The U.S. Coast Guard has been monitoring the deep-water site since the collision six months ago, said Chief Petty Officer Gary Openshaw, a Coast Guard spokesman, and so far, he said, "There has been little evidence of an oil spill."

"Whatever has leaked has dissipated into the water column," he said.

Since the collision Feb. 9 between the nuclear attack submarine USS Greeneville and the Ehime Maru nine miles south of Diamond Head, the Navy has been under pressure from the Japanese government to recover the bodies of nine passengers whose bodies were never found.
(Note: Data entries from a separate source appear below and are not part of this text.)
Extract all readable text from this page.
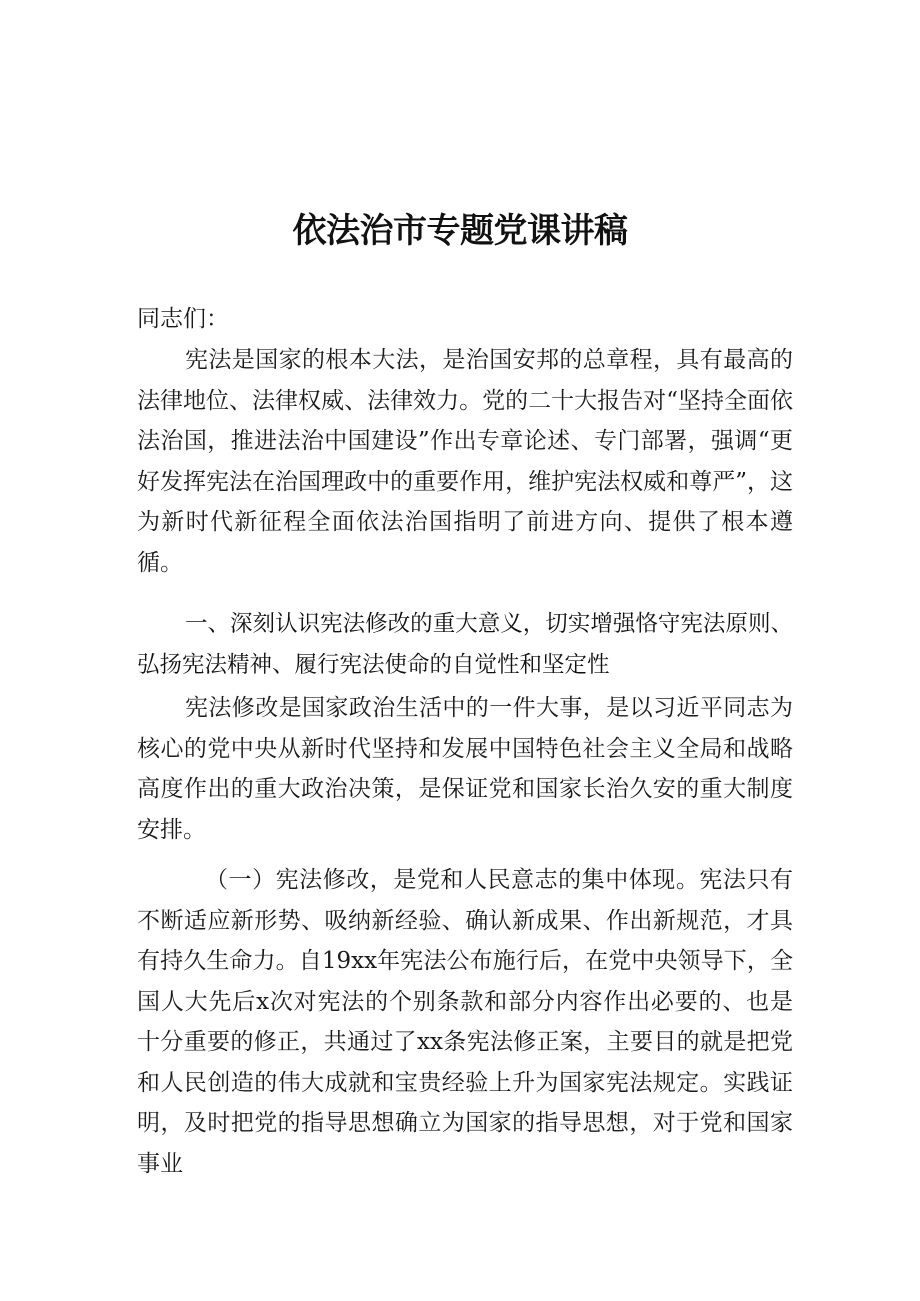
依法治市专题党课讲稿

同志们：

宪法是国家的根本大法，是治国安邦的总章程，具有最高的法律地位、法律权威、法律效力。党的二十大报告对“坚持全面依法治国，推进法治中国建设”作出专章论述、专门部署，强调“更好发挥宪法在治国理政中的重要作用，维护宪法权威和尊严”，这为新时代新征程全面依法治国指明了前进方向、提供了根本遵循。

一、深刻认识宪法修改的重大意义，切实增强恪守宪法原则、弘扬宪法精神、履行宪法使命的自觉性和坚定性

宪法修改是国家政治生活中的一件大事，是以习近平同志为核心的党中央从新时代坚持和发展中国特色社会主义全局和战略高度作出的重大政治决策，是保证党和国家长治久安的重大制度安排。

（一）宪法修改，是党和人民意志的集中体现。宪法只有不断适应新形势、吸纳新经验、确认新成果、作出新规范，才具有持久生命力。自19xx年宪法公布施行后，在党中央领导下，全国人大先后x次对宪法的个别条款和部分内容作出必要的、也是十分重要的修正，共通过了xx条宪法修正案，主要目的就是把党和人民创造的伟大成就和宝贵经验上升为国家宪法规定。实践证明，及时把党的指导思想确立为国家的指导思想，对于党和国家事业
The Navy believes the bodies of as many as seven of the nine, who included four teenage males, are entombed in the hull.

Using a special ship, the Rockwater 2, the Navy has been working on an ambitious but untested plan to lift the 830-ton vessel -- loaded with 45,000 gallons of diesel and lube oil -- and move it to shallower waters a mile south of Honolulu Airport's reef runway.

There, in 115 feet of water, 66 Japanese civilian and Navy divers would begin a methodical search of the ship's interior for the missing passengers and recover items such as the ship's bell, anchor, nameplate and other items.

However, the Navy announced on Wednesday that its first attempts to rig the Ehime Maru with a special cradle using a coiled tube apparatus normally used to drill for oil had failed.

Now the Navy will resort to an alternative plan, which will mean raising the Ehime Maru's hull about 4 degrees so the necessary cables can be slid under the ship's hull.That maneuver will place more pressure on an already battered hull.

The heavy-lift vessel Rockwater 2 with its civilian crew left Pier 1 yesterday to attempt once again to place lifting plates under the Ehime Maru.